最新推荐文章于 2024-06-30 11:24:30 发布

阅读量3.4k

点赞数 3

分类专栏：自然语言处理

本文链接：https://blog.csdn.net/u013230189/article/details/108690511

版权

自然语言处理专栏收录该内容

30 篇文章 17 订阅

订阅专栏

公众号：数据挖掘与机器学习笔记

使用CNN-LSTM进行情感分类，这里是一个二分类模型。整体上分为以下几个步骤：

环境及参数设置
数据预处理
模型网络结构搭建及训练
模型使用

1. 环境及参数设置

环境主要指需要哪些包，参数设置包括Embedding、CNN、LSTM网络层的参数和一些基本参数设置。

from tensorflow.keras.preprocessing import sequence
from tensorflow.keras.models import Sequential
from tensorflow.keras.layers import Dense,Dropout,Activation,Embedding,LSTM,Conv1D,MaxPooling1D
from tensorflow.keras.datasets import imdb
import re
import numpy as np
import pandas as pd
from sklearn.model_selection import train_test_split

#embedding 参数
maxlen=100 #最大样本长度，不足进行Padding，超过进行截取
embedding_size=200 #词向量维度

#卷积参数
kernel_size=5
filters=128
pool_size=4

#LSTM参数
lstm_output_size=100 #LSTM层的输出维度

#训练参数
batch_size=128
epochs=20

2. 数据预处理及训练数据准备

2.1 数据概览

这里使用的情感分类数据主要是一些购物、酒店住宿等评论。使用Excel的格式提供，每一行表示一个样本。具体形式、内容如下图：

负面评论

正面评论

2.2 数据预处理

这里仅做了比较简单的文本处理：只保留中文字符，去掉所有非中文字符。另外，没有进行分词，使用字符级的模型进行训练。

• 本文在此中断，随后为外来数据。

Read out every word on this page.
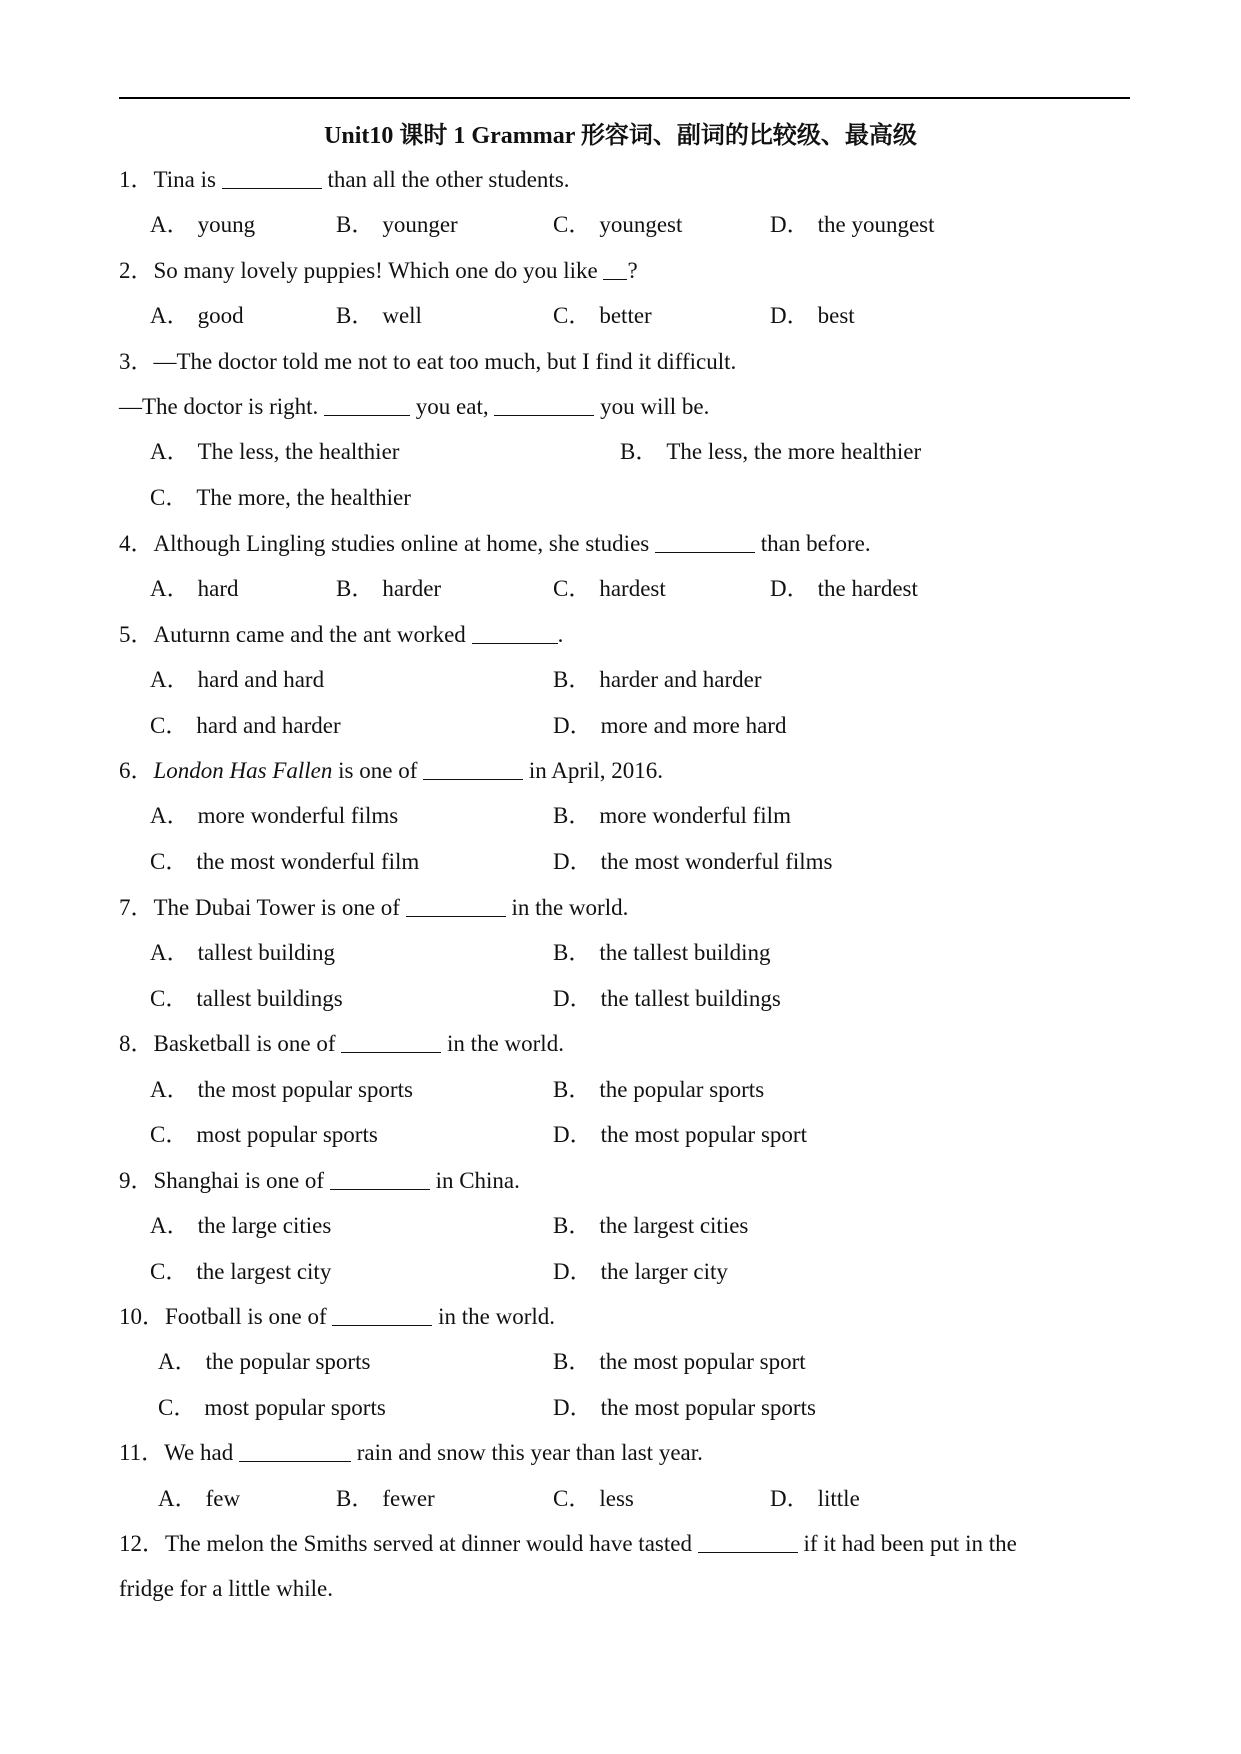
Unit10 课时 1 Grammar 形容词、副词的比较级、最高级
1．Tina is	than all the other students.
A． young	B． younger	C． youngest	D． the youngest
2．So many lovely puppies! Which one do you like ?
A． good	B． well	C． better	D． best
3．—The doctor told me not to eat too much, but I find it difficult.
—The doctor is right.	you eat,	you will be.
A． The less, the healthier	B． The less, the more healthier
C． The more, the healthier
4．Although Lingling studies online at home, she studies	than before.
A． hard	B． harder	C． hardest	D． the hardest
5．Auturnn came and the ant worked	.
A． hard and hard	B． harder and harder
C． hard and harder	D． more and more hard
6．London Has Fallen is one of	in April, 2016.
A． more wonderful films	B． more wonderful film
C． the most wonderful film	D． the most wonderful films
7．The Dubai Tower is one of	in the world.
A． tallest building	B． the tallest building
C． tallest buildings	D． the tallest buildings
8．Basketball is one of	in the world.
A． the most popular sports	B． the popular sports
C． most popular sports	D． the most popular sport
9．Shanghai is one of	in China.
A． the large cities	B． the largest cities
C． the largest city	D． the larger city
10．Football is one of	in the world.
A． the popular sports	B． the most popular sport
C． most popular sports	D． the most popular sports
11．We had	rain and snow this year than last year.
A． few	B． fewer	C． less	D． little
12．The melon the Smiths served at dinner would have tasted	if it had been put in the
fridge for a little while.
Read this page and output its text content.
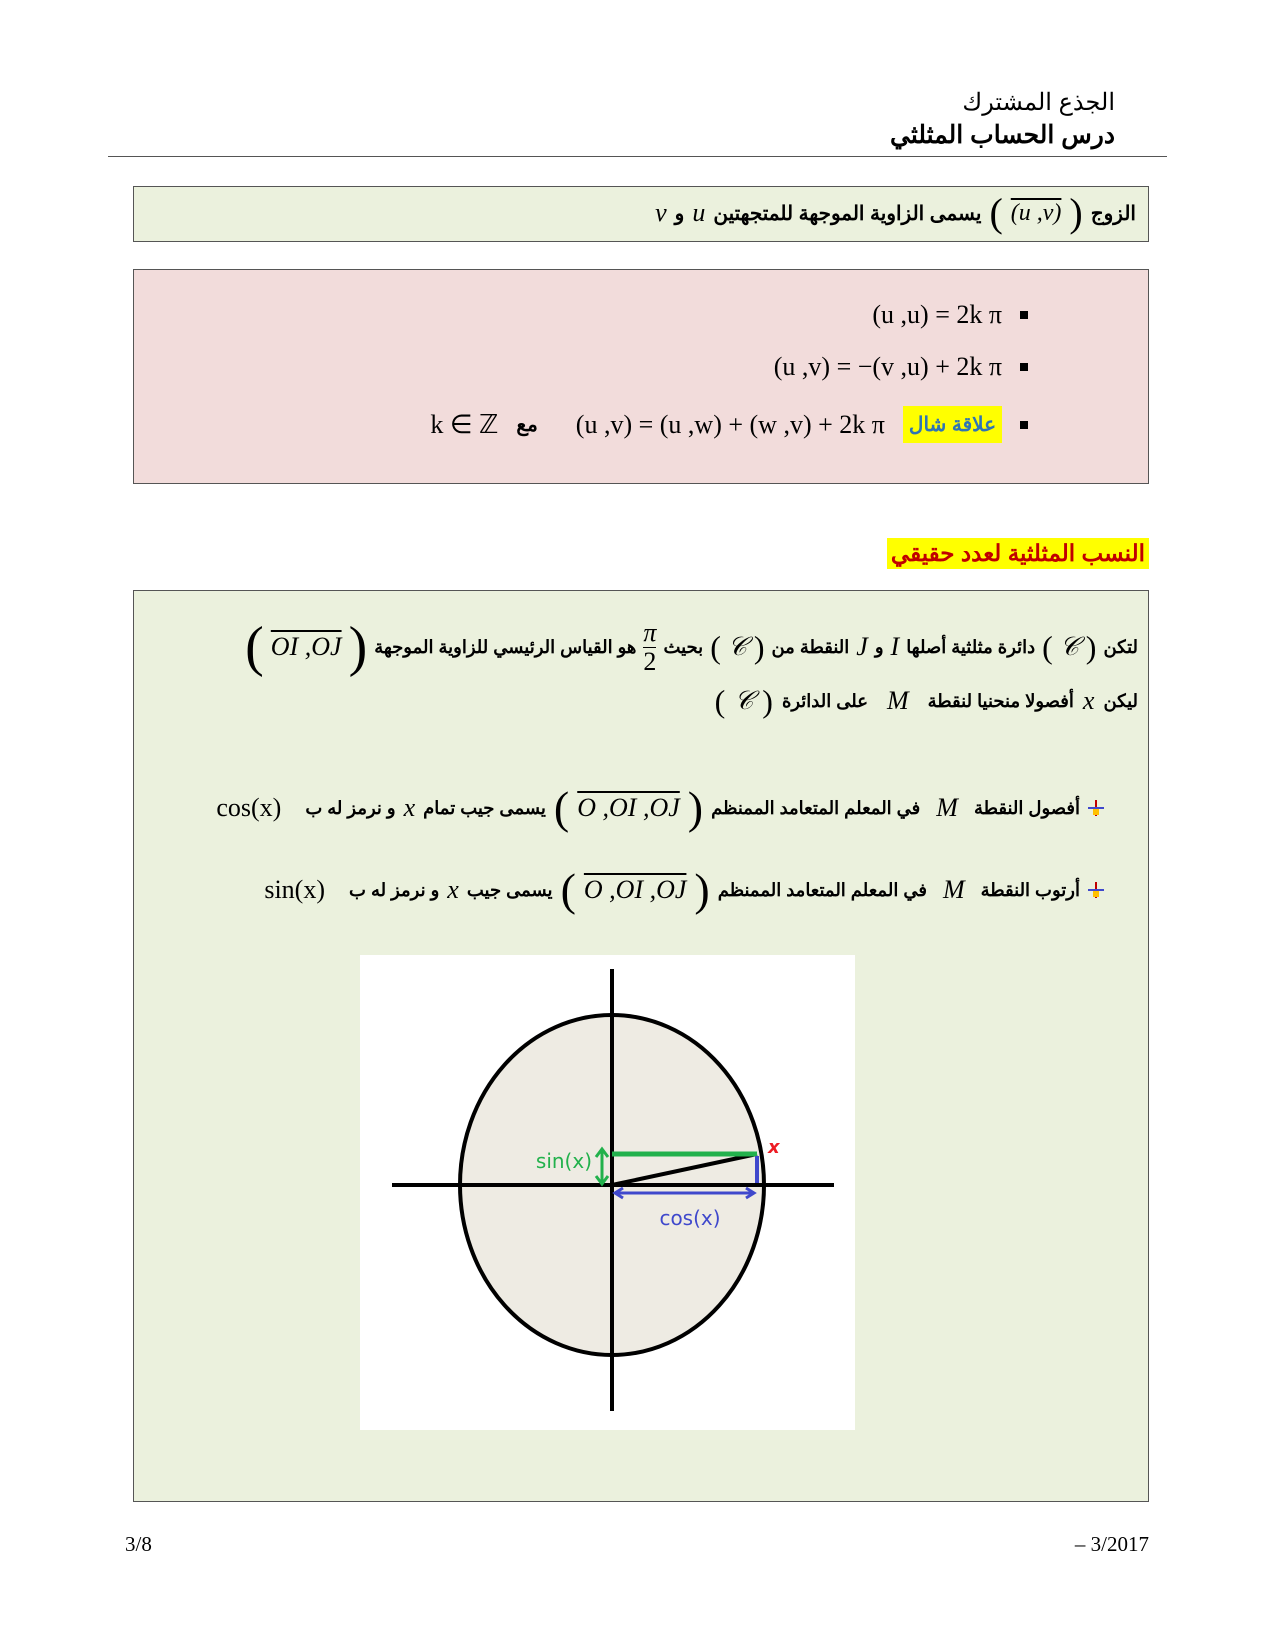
الجذع المشترك
درس الحساب المثلثي
الزوج
(
(u ,v)
)
يسمى الزاوية الموجهة للمتجهتين
u
و
v
(u ,u) = 2k π
(u ,v) = −(v ,u) + 2k π
علاقة شال
(u ,v) = (u ,w) + (w ,v) + 2k π
مع
k ∈ ℤ
النسب المثلثية لعدد حقيقي
لتكن
(
𝒞
)
دائرة مثلثية أصلها
I
و
J
النقطة من
(
𝒞
)
بحيث
$\frac{\pi}{2}$
هو القياس الرئيسي للزاوية الموجهة
(
OI ,OJ
)
ليكن
x
أفصولا منحنيا لنقطة
M
على الدائرة
(
𝒞
)
أفصول النقطة
M
في المعلم المتعامد الممنظم
(
O ,OI ,OJ
)
يسمى جيب تمام
x
و نرمز له ب
cos(x)
أرتوب النقطة
M
في المعلم المتعامد الممنظم
(
O ,OI ,OJ
)
يسمى جيب
x
و نرمز له ب
sin(x)
sin(x)
cos(x)
x
3/8	– 3/2017
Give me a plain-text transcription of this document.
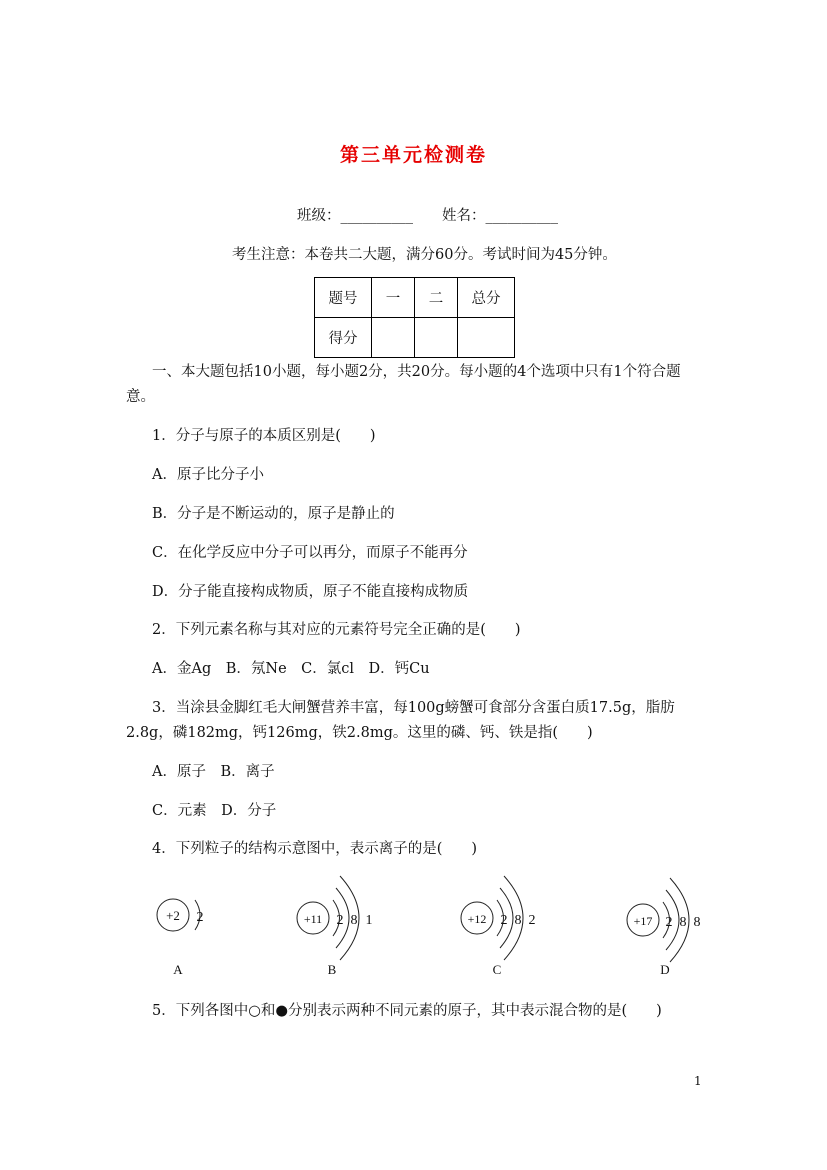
第三单元检测卷
班级：__________ 姓名：__________
考生注意：本卷共二大题，满分60分。考试时间为45分钟。
题号	一	二	总分
得分			
一、本大题包括10小题，每小题2分，共20分。每小题的4个选项中只有1个符合题
意。
1．分子与原子的本质区别是(　　)
A．原子比分子小
B．分子是不断运动的，原子是静止的
C．在化学反应中分子可以再分，而原子不能再分
D．分子能直接构成物质，原子不能直接构成物质
2．下列元素名称与其对应的元素符号完全正确的是(　　)
A．金Ag　B．氖Ne　C．氯cl　D．钙Cu
3．当涂县金脚红毛大闸蟹营养丰富，每100g螃蟹可食部分含蛋白质17.5g，脂肪
2.8g，磷182mg，钙126mg，铁2.8mg。这里的磷、钙、铁是指(　　)
A．原子　B．离子
C．元素　D．分子
4．下列粒子的结构示意图中，表示离子的是(　　)
+2 2
A
+11 2 8 1
B
+12 2 8 2
C
+17 2 8 8
D
5．下列各图中○和●分别表示两种不同元素的原子，其中表示混合物的是(　　)
1
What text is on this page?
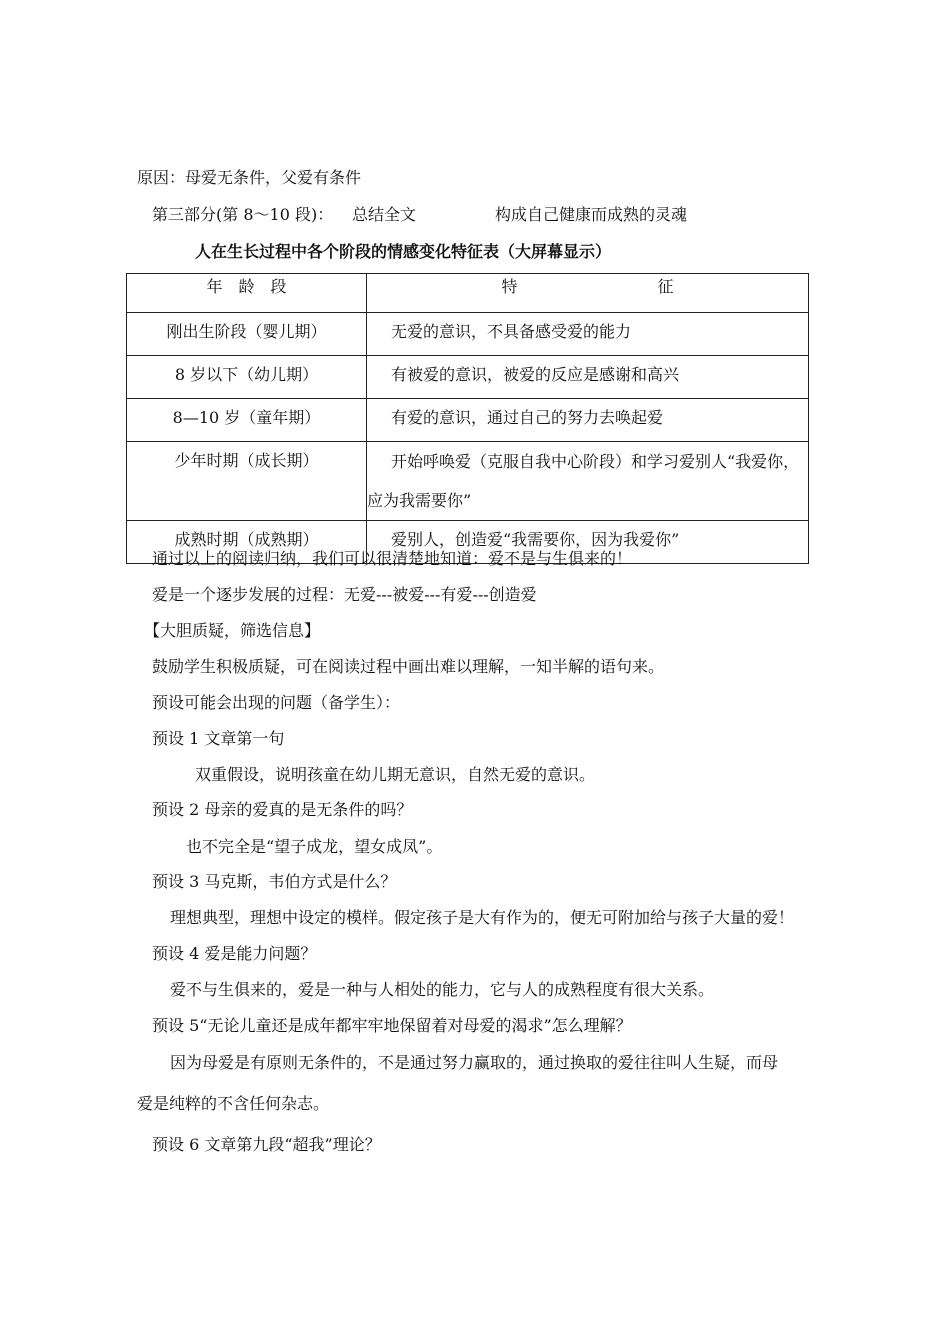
原因：母爱无条件，父爱有条件
第三部分(第 8～10 段)： 总结全文	构成自己健康而成熟的灵魂
人在生长过程中各个阶段的情感变化特征表（大屏幕显示）
年　龄　段	特 征
刚出生阶段（婴儿期）	无爱的意识，不具备感受爱的能力
8 岁以下（幼儿期）	有被爱的意识，被爱的反应是感谢和高兴
8—10 岁（童年期）	有爱的意识，通过自己的努力去唤起爱
少年时期（成长期）	开始呼唤爱（克服自我中心阶段）和学习爱别人“我爱你，应为我需要你”
成熟时期（成熟期）	爱别人，创造爱“我需要你，因为我爱你”
通过以上的阅读归纳，我们可以很清楚地知道：爱不是与生俱来的！
爱是一个逐步发展的过程：无爱---被爱---有爱---创造爱
【大胆质疑，筛选信息】
鼓励学生积极质疑，可在阅读过程中画出难以理解，一知半解的语句来。
预设可能会出现的问题（备学生）：
预设 1 文章第一句
双重假设，说明孩童在幼儿期无意识，自然无爱的意识。
预设 2 母亲的爱真的是无条件的吗？
也不完全是“望子成龙，望女成凤”。
预设 3 马克斯，韦伯方式是什么？
理想典型，理想中设定的模样。假定孩子是大有作为的，便无可附加给与孩子大量的爱！
预设 4 爱是能力问题？
爱不与生俱来的，爱是一种与人相处的能力，它与人的成熟程度有很大关系。
预设 5“无论儿童还是成年都牢牢地保留着对母爱的渴求”怎么理解？
因为母爱是有原则无条件的，不是通过努力赢取的，通过换取的爱往往叫人生疑，而母
爱是纯粹的不含任何杂志。
预设 6 文章第九段“超我”理论？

def textToChars(filePath):
  """
  读取文本文件并进行处理
  :param filePath:文件路径
  :return:
  """
  lines = []
  df=pd.read_excel(filePath,header=None)
  df.columns=['content']
  for index, row in df.iterrows():
    row=row['content']
    row = re.sub("[^\u4e00-\u9fa5]", "", str(row))  # 只保留中文
    lines.append(list(str(row)))
  return lines

2.3 训练数据准备

将文本数据转换成训练所需的矩阵格式，并划分训练集和测试集。

def getWordIndex(vocabPath):
  """
  获取word2Index,index2Word
  :param vocabPath:词汇文件，使用的是BERT里的vocab.txt文件
  :return:
  """
  word2Index = {}
  with open(vocabPath, encoding="utf-8") as f:
    for line in f.readlines():
      word2Index[line.strip()] = len(word2Index)
  index2Word = dict(zip(word2Index.values(), word2Index.keys()))
  return word2Index, index2Word


def lodaData(posFile, negFile, word2Index):
  """
  获取训练数据
  :param posFile:正样本文件
  :param negFile:负样本文件
  :param word2Index:
  :return:
  """
  posLines = textToChars(posFile)
  negLines = textToChars(negFile)
  textLines=posLines+negLines
  print("正样本数量%d,负样本数量%d"%(len(posLines),len(negLines)))
  posIndexLines = [[word2Index[word] if word2Index.get(word) else 0 for word in line] for line in posLines]
  negIndexLines = [[word2Index[word] if word2Index.get(word) else 0 for word in line] for line in negLines]
  lines = posIndexLines + negIndexLines
  print("训练样本和测试样本共：%d 个"%(len(lines)))
  # lens = [len(line) for line in lines]
  labels = [1] * len(posIndexLines) + [0] * len(negIndexLines)
  padSequences = sequence.pad_sequences(lines, maxlen=maxlen, padding="post", truncating="post")
  X_train,X_test,y_train,y_test=train_test_split(padSequences,np.array(labels),test_size=0.2,random_state=42) #按照8:2的比例划分训练集和测试集
  return (textLines,labels),(X_train,X_test,y_train,y_test)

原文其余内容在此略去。